While modern Israel is “the story of a heroic and courageous nationalist movement that has survived against all odds and helped renew Jewish culture, including its language,” Starobin believes that “the more distinctive achievement belongs to the United States—and for that matter, also its northern neighbor, Canada—both of which have fashioned liberal pluralist societies that, whatever their faults, have transcended tribalism...The standard Zionist position, embraced these days even by Reform rabbis in America, is that a Jew living outside of Israel—a person such as myself—is in exile, in galut, and thus presumably at some risk...But America has been a relative paradise for Jews since their first settlement in New Amsterdam 350 years ago…It turns out that the story of the Jewish community in America is not only one of safety and prosperity. It is also, in its own way, a story of the development of a ‘New Jew’—not the Warrior Jew that Israel by environmental necessity developed, but nevertheless a self-confident Jew bearing little trace of the stereotypical Meek Jew of the European shtetl.…Several centuries of experience have yet to show Isaac Mayer Wise to be misplaced in his faith in America as a blessed place for Jews. Amid the savageries that have attended modern Israel’s determination to carve out a spot for itself in the Middle East, Wise’s argument that Jewish nationalism could taint the soul of Judaism is not looking so bad, either. My wife and I…are raising our young children in the Reform Jewish tradition, and I expect that one of these days, I am going to talk to a local rabbi about elevating Isaac Wise to his deserved place in the pantheon of Jewish prophets.”

Competing Visions

American Jews must ask themselves which vision they wish to embrace—Theodor Herzl’s goal of gathering the Jews of the world into a tribal enclave in the Middle East, or Isaac Mayer Wise’s vision of Judaism as a light unto the nations and Jews as equal citizens in free, open, multi-religious societies. Many, it seems, wish to have it both ways. They wish to live as free Americans, and use that freedom to promote the tribal interests of an Israeli state which openly proclaims that they are in “exile” in America and that the highest goal of Jews should be emigration to Israel.

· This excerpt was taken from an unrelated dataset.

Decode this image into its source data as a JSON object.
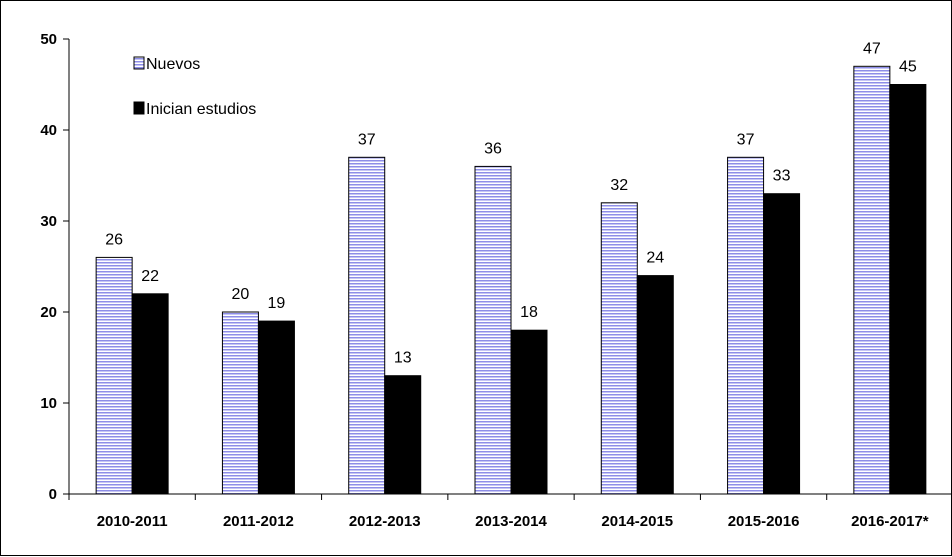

For those for whom America is not enough, emigration to Israel is indeed a legitimate option. It is wrong, however, to use religious institutions in the United States to alienate young people from their own country and to insist that their genuine “homeland” is elsewhere. The original Jewish reformers wanted to live as free and equal citizens in a society to which they gave their allegiance—not only their political allegiance, but their emotional allegiance as well. They were genuinely “at home,” as many contemporary Jewish spokesmen seem not to be. As the organized Jewish community celebrates the 350th anniversary of permanent Jewish settlement in America it should ponder the title the Library of Congress has given to its forthcoming exhibition: “From Haven To Home: Three Hundred and Fifty Years of Jewish History in America.”

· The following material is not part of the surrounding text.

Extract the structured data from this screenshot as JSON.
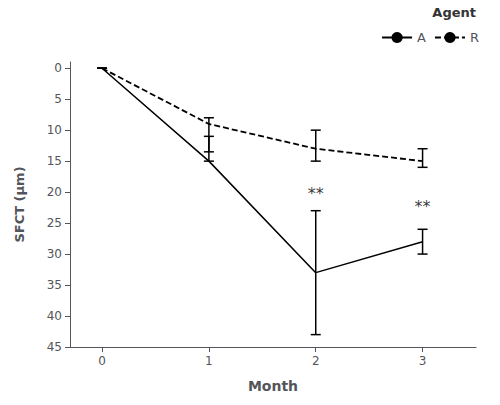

Considering Theodor Herzl’s vision in contrast to that of Isaac Mayer Wise and the early reformers would be a worthy enterprise for those in the contemporary Jewish community. Such a consideration is long overdue.

Allan C. Brownfeld is a syndicated columnist and associate editor of the Lincoln Review, a journal published by the Lincoln Institute for Research and Education, and editor of Issues, the quarterly journal of the American Council for Judaism.